The newest phase of the technology war between the US and China involves Beijing's plan to eliminate American-made semiconductor chips from Chinese telecommunications systems by 2027. This strategy is expected to impact US chip manufacturers such as Intel and Advanced Micro Devices, according to The Wall Street Journal, citing people familiar with the matter.
China's Ministry of Industry and Information Technology, the regulator responsible for overseeing wireless, broadcasting and communication industries, is leading the current effort to replace American-made core chips in China's telecom infrastructure. The regulator ordered state-owned mobile operators to inspect networks and provide a timeline for when the foreign chips would be replaced.
Beijing's move to eliminate American chips from its telecommunications systems comes amid a worsening tech war with Washington. In the US, lawmakers on Capitol Hill have banned Chinese chips from telecom equipment over national security risks and have restricted AMD and Nvidia from selling advanced chips to China.
In late March, China introduced new guidelines for phasing out Intel and AMD chips from government computers and servers.
This escalation in the chip war between the two superpowers, in the form of stricter government procurement guidance, also aims to eliminate Microsoft's Windows operating system and foreign-made database software in favor of domestic options. It runs alongside a parallel localization drive underway in state-owned enterprises.
Beijing's move to rid critical systems and infrastructure of foreign technology is part of a national strategy for technological independence in the government, state sectors, and military that has become known as xinchuang or "IT application innovation". Regulators have told state-owned enterprises to transition technology to domestic providers by 2027.
The creeping ban on US-made chips and software is terrible news for US companies, such as Intel and AMD, that are heavily exposed to Chinese markets. China was Intel's largest market last year, providing 27% of its $54bn in sales and 15% of AMD's $23bn in sales. Microsoft does not reveal Chinese sales, but president Brad Smith last year told the US Congress that the country provided 1.5% of revenues
The continued localization push sent AMD and Intel shares down around 2% in premarket trading in New York.
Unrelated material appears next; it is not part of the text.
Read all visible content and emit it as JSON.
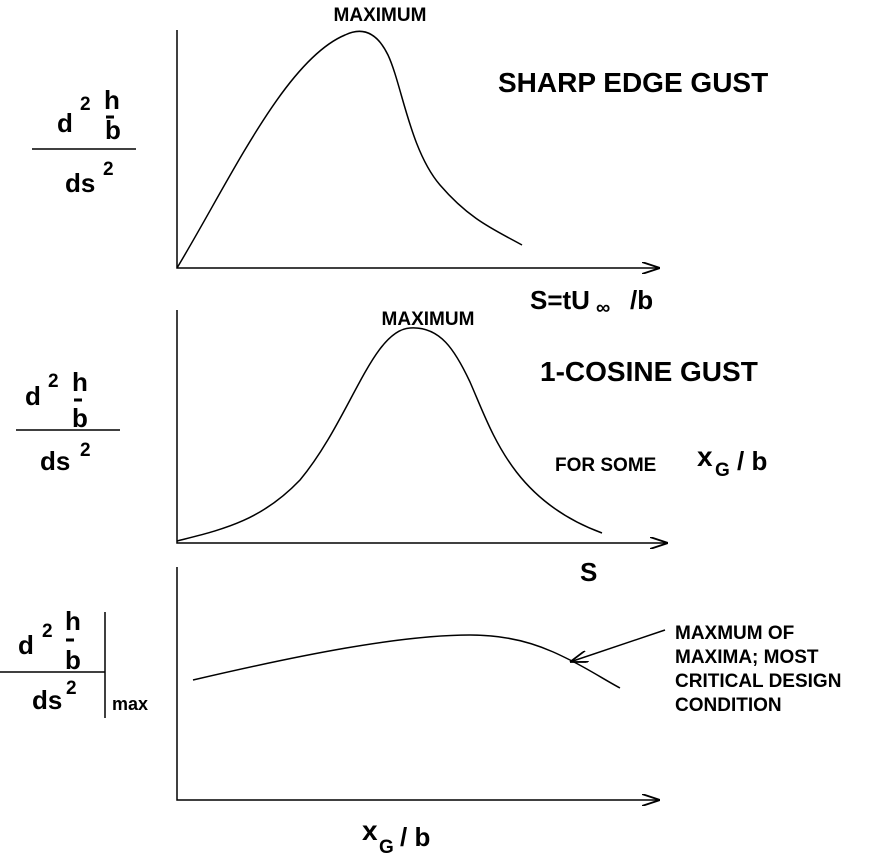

Meanwhile, Peter Tchir of Academy Securities recently wrote that he is "worried that as we restrict things for China, it will make them better at it. I think that we've asked before how China is making so many phones with 7 nanometer chips, when there have been restrictions in place on chips thinner than 10 nanometers."
And it's not just Beijing phasing out US tech. There is also a nationalist push among consumers in the largest handset market in the world to abandon Apple iPhone products for Huawei Technologies Co.'s Mate 60 series smartphone.
While Beijing's desire to wean off American chips ramps up, the US is rebuilding its semiconductor manufacturing base to wean off Chinese chips and chips made in Asian countries that could experience disrupted supply chains in conflict. The world is continuing to fracture into a dangerous multi-polar state. The tech war between the world's largest superpowers is evidence of this.